Уж эта Ева! не ради ли нее и Мюзарет, стройный и изысканный поэт-аристократ, выгибал в кресле свой стан, словно затянутый в корсет, вытягивал свое сморщенное и беспокойное личико… Его сопровождал Делабар, композитор, сводящий всех с ума; два врага заключили мир, сойдясь на двусмысленном и опьяняющем поклонении актрисе.
Я узнал также здесь всех изысканных и вылощенных англичан, присутствовавших на вечере Клавдия. Они были рассеяны по зале, но их легко было узнать по их отяжелевшим и вылизанным лицам, словно вытянутым к тяжелым челюстям; они тоже все приобщились к новой религии, и вся зала словно праздновала обряд, при котором тоненькие ножки актрисы держали всех этих мужчин и женщин в напряжении и ожидании злоключения с ее трико.
И при виде всех этих зрителей со свиными рылами и зрительниц с искривленными физиономиями злых духов, мне вспомнился этот ужасный и беспощадный офорт Ропса, где Похоть, властвующая над миром, олицетворена в чертах скелета, увенчанного цветами, скелета почти соблазнительного, ибо из-под позвонков торса вырастает мясистый круп и две округленные ноги, подобно ногам статуи или танцовщицы, обнимающие бедра в виде прекрасного плода.

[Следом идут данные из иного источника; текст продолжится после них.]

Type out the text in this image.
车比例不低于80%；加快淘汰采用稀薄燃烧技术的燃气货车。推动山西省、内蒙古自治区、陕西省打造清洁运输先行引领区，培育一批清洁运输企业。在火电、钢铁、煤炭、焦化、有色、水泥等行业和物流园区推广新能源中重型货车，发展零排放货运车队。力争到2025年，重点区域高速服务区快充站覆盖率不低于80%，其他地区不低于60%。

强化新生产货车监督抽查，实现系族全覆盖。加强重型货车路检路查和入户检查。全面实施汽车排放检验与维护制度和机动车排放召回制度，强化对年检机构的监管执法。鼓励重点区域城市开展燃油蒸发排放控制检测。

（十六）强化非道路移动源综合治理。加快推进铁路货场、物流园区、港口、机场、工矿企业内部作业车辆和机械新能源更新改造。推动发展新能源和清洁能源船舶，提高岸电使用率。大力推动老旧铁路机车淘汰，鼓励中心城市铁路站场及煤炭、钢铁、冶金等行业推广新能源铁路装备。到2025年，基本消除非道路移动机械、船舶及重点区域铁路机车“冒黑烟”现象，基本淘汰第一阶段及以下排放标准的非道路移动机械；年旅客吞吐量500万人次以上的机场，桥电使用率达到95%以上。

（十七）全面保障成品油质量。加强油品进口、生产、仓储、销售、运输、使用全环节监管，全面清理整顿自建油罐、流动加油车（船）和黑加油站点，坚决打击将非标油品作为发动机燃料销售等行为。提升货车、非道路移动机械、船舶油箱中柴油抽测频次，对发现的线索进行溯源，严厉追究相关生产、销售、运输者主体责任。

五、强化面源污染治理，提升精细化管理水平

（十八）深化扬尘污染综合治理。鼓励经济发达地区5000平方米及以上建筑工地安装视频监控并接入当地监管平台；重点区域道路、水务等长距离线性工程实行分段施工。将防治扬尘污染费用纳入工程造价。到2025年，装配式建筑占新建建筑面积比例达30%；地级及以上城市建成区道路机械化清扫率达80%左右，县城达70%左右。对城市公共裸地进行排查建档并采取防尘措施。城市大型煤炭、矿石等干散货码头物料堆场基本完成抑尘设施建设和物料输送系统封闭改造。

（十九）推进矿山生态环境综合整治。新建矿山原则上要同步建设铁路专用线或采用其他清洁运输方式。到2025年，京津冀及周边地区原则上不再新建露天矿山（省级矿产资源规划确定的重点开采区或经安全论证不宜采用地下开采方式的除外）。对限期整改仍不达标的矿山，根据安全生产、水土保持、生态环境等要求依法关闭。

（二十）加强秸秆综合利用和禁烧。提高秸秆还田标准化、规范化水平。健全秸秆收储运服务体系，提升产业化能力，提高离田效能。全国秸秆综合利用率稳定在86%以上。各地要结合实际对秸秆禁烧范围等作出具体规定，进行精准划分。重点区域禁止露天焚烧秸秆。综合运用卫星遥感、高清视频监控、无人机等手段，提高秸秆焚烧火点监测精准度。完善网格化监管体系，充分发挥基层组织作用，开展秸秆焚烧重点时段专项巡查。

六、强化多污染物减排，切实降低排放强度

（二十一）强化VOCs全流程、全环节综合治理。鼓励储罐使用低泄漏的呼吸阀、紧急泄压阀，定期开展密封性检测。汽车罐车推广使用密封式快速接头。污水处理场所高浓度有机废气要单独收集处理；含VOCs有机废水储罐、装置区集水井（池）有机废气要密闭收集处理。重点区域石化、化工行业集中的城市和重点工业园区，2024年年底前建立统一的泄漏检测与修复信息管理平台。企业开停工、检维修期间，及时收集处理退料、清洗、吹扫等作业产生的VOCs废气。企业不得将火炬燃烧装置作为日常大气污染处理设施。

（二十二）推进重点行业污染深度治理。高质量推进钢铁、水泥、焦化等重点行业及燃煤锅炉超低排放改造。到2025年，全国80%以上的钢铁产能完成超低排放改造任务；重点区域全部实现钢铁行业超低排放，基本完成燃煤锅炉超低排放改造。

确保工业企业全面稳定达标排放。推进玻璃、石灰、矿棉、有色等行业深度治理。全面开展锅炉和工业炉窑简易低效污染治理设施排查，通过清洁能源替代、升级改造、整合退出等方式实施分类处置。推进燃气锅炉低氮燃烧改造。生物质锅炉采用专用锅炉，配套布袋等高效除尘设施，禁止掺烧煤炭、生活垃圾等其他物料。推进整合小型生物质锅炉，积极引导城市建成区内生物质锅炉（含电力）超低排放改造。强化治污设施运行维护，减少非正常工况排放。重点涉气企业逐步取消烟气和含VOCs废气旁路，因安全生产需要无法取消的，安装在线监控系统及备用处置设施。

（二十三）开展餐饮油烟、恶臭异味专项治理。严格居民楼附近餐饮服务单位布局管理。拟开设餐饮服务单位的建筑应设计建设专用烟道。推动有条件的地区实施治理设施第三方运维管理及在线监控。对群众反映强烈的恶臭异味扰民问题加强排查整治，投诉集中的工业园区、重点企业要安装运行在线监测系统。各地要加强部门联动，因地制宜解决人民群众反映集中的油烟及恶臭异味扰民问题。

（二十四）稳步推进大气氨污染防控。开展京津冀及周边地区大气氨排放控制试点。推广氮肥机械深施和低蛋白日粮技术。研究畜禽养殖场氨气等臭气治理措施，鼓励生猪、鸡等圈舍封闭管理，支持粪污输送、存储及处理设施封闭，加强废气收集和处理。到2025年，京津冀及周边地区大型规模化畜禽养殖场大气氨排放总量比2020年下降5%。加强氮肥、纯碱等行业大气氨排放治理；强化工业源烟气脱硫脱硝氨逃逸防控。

Видение продолжало меня преследовать, и актриса на сцене начала мне казаться скелетом с мертвой головой, выступающей из-под ее лица, и только ноги и бедра ее оставались плотскими и ритмичными. Я почувствовал, что меня объял ужас перед этим призраком, на котором концентрировались пустые и безумные взоры целой залы масок. В левую ложу авансцены вошла женщина, и все взгляды, все лорнеты обратились на нее, я также бессознательно подчинился магнетической волне и направил глаза на пришедшую. Это была высокая и стройная молодая женщина, чрезвычайно бледная, в восхитительном бледно-голубом туалете, еще усиливавшем ее бледность!
Бледная какой-то жертвенной бледностью, с тонким овалом лица с тоскующим и умным выражением и словно расширенными глазами, темно-синими, почти черными, с огромной синевой вокруг, это хрупкое и странное существо олицетворяло в себе духовную красоту двадцатого века. Где я уже видел этот тонкий нос с подвижными трепещущими ноздрями, и эту вздымающуюся плоскую грудь, эту чересчур тонкую талию под легкими перьями опахала, эту улыбку, разрезающую эмаль зубов между пурпуром губ?
Взоры всех пожирали эту бледность, — похотливость всей этой залы упивалась любовным напитком этой лихорадочной и агонической красоты. Во взглядах и в улыбках загорелось то самое пламя возбуждения, которым только что приветствовали появление актрисы на сцене, а минутой раньше подчеркивали развалистую походку и смелые жесты травести.